Antes, em 2002, tinha recebido a Medalha Nacional de Artes da Casa Branca, atribuído pela Academia de Artes e Letras, e ainda a medalha de Ouro da Ficção, atribuída anteriormente a lendas da literatura como William Faulkner ou Saul Bellow, entre outros. Escreveu livros que marcam a literatura contemporânea, tais como Operação Shylock (1994), A Mancha Humana, (2001) ou Everyman (2007).

Já o livro O Complexo de Portnoy conheceu grande impacto junto do grande público em 1969, muito por culpa das cruas descrições sexuais e da abordagem à vivência judaica.
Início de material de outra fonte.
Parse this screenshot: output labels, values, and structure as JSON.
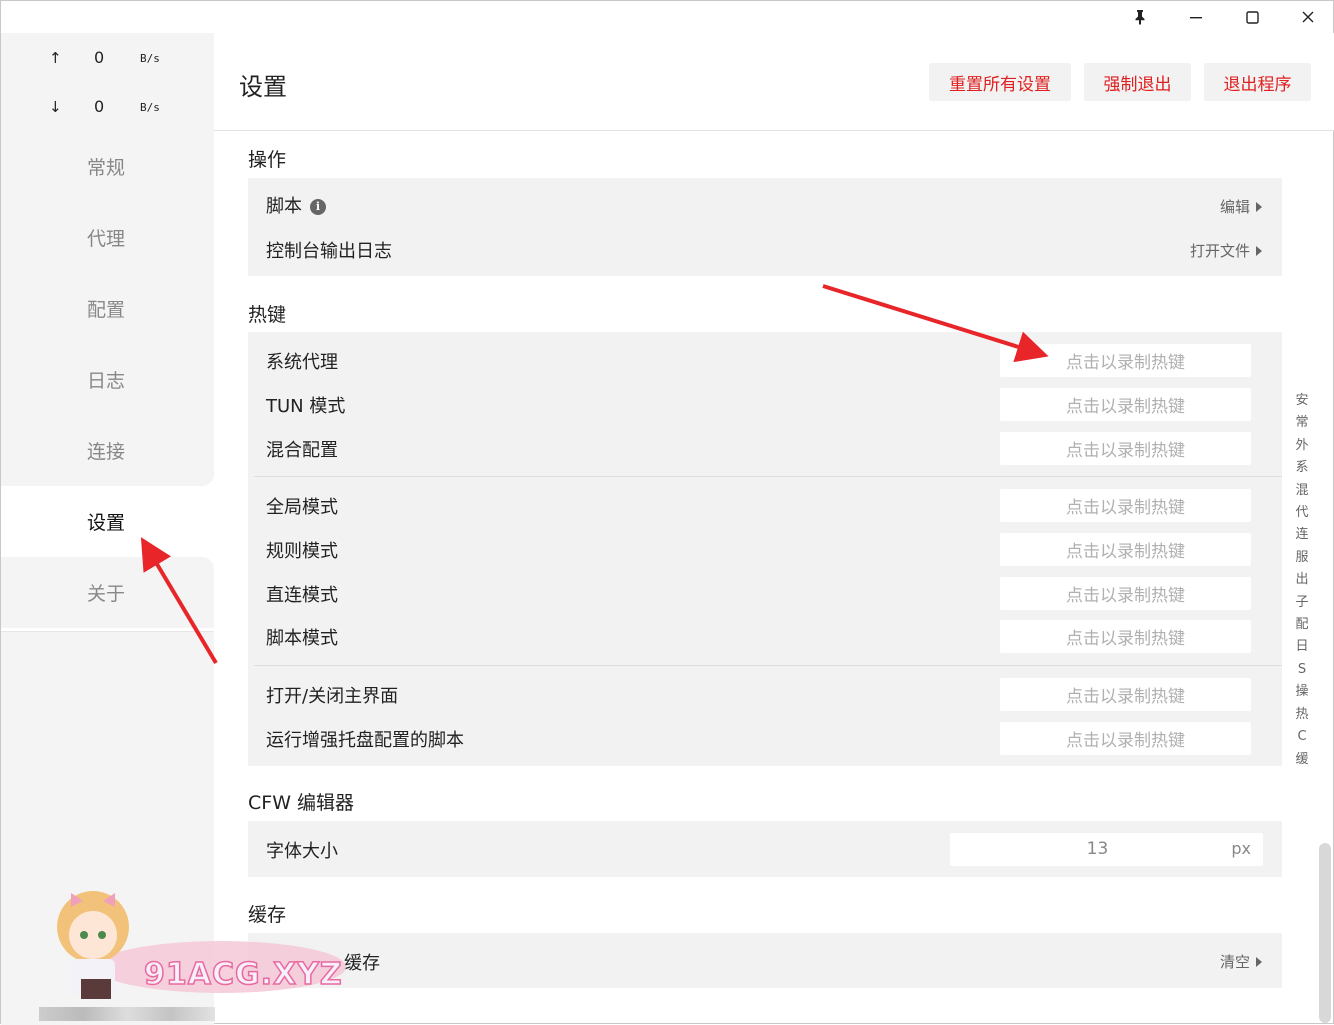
{
  "titlebar": {
    "pin_icon": "pin-icon",
    "minimize_icon": "minimize-icon",
    "maximize_icon": "maximize-icon",
    "close_icon": "close-icon"
  },
  "traffic": {
    "up_arrow": "↑",
    "up_value": "0",
    "up_unit": "B/s",
    "down_arrow": "↓",
    "down_value": "0",
    "down_unit": "B/s"
  },
  "sidebar": {
    "items": [
      {
        "label": "常规"
      },
      {
        "label": "代理"
      },
      {
        "label": "配置"
      },
      {
        "label": "日志"
      },
      {
        "label": "连接"
      },
      {
        "label": "设置"
      },
      {
        "label": "关于"
      }
    ],
    "active": "设置"
  },
  "header": {
    "title": "设置",
    "reset_label": "重置所有设置",
    "force_quit_label": "强制退出",
    "quit_label": "退出程序",
    "button_color": "#e02020"
  },
  "sections": {
    "operations": {
      "title": "操作",
      "script_label": "脚本",
      "script_action": "编辑",
      "console_label": "控制台输出日志",
      "console_action": "打开文件"
    },
    "hotkeys": {
      "title": "热键",
      "placeholder": "点击以录制热键",
      "rows": [
        {
          "label": "系统代理"
        },
        {
          "label": "TUN 模式"
        },
        {
          "label": "混合配置"
        },
        {
          "label": "全局模式"
        },
        {
          "label": "规则模式"
        },
        {
          "label": "直连模式"
        },
        {
          "label": "脚本模式"
        },
        {
          "label": "打开/关闭主界面"
        },
        {
          "label": "运行增强托盘配置的脚本"
        }
      ]
    },
    "editor": {
      "title": "CFW 编辑器",
      "font_size_label": "字体大小",
      "font_size_value": "13",
      "font_size_unit": "px"
    },
    "cache": {
      "title": "缓存",
      "row_label": "缓存",
      "row_action": "清空"
    }
  },
  "side_index": [
    "安",
    "常",
    "外",
    "系",
    "混",
    "代",
    "连",
    "服",
    "出",
    "子",
    "配",
    "日",
    "S",
    "操",
    "热",
    "C",
    "缓"
  ],
  "watermark": {
    "text": "91ACG.XYZ"
  }
}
A obra foi mesmo banida da Austrália, mas vendeu milhões de cópias no resto do mundo.

Ainda que vários livros explorassem a realidade judaica nos Estados Unidos, Philip Roth identificava-se como ateu. “Não é uma questão que me interesse. Eu sei o que é ser judeu e para mim não é interessante. Sou americano” disse ao jornal The Guardian em 2005.

Livros que “mordem e picam”

No romance O Escritor Fantasma, Philiph Roth lembrou um dos seus heróis literários, Franz Kafka: “Só devemos ler aqueles livros que nos mordem e nos picam”.

Foi sucessivamente atacado por feministas, judeus e uma das ex-mulheres, por vezes pessoalmente. Nos romances que escreveu, as mulheres eram descritas como objetos de desejo e raiva, tendo mesmo sido acusado de misoginia.

A relação com a comunidade judaica foi também turbulenta. Uma das críticas que recebeu após o lançamento de “O Complexo e Portnoy” referia que aquele era o livro “pelo qual todos os antissemitas estavam a rezar”.

Phiplip Roth sobreviveu no final dos anos 60 a uma apendicite e a uma depressão quase suicida em 1987. Revisitou esse tempo em Os Fatos, Pastoral Americana, entre ouros trabalhos.

Numa entrevista à revista The New Yorker em 2000, o escritor antecipava o “fim da era literária”. “A evidência está na cultura, a evidência está na sociedade, a evidência está na tela, na progressão para a tela de cinema, para a tela da televisão, para a tela do computador”, referia.

Philip Roth considerava, na mesma entrevista, que a literatura “precisa um hábito mental que desapareceu”

“Requer silêncio, alguma forma de isolamento e concentração constante, na presença de algo que é enigmático. É difícil lidar com um romance maduro e inteligente”, considerava ainda o autor.

Em O Teatro de Sabbath, publicado em 1995, o escritor imaginou a inscrição que teria a sua lápide: “Sodomita, Abusador de Mulheres, Destruidor de Caracteres”.

Numa entrevista ao New York Times no início do ano, Philip Roth descreveu a sua experiência de mais de 50 anos de escrita: “Exultação e gemidos. Frustração e liberdade. Inspiração e incerteza. Abundância e vazio. Ardente e confusa”.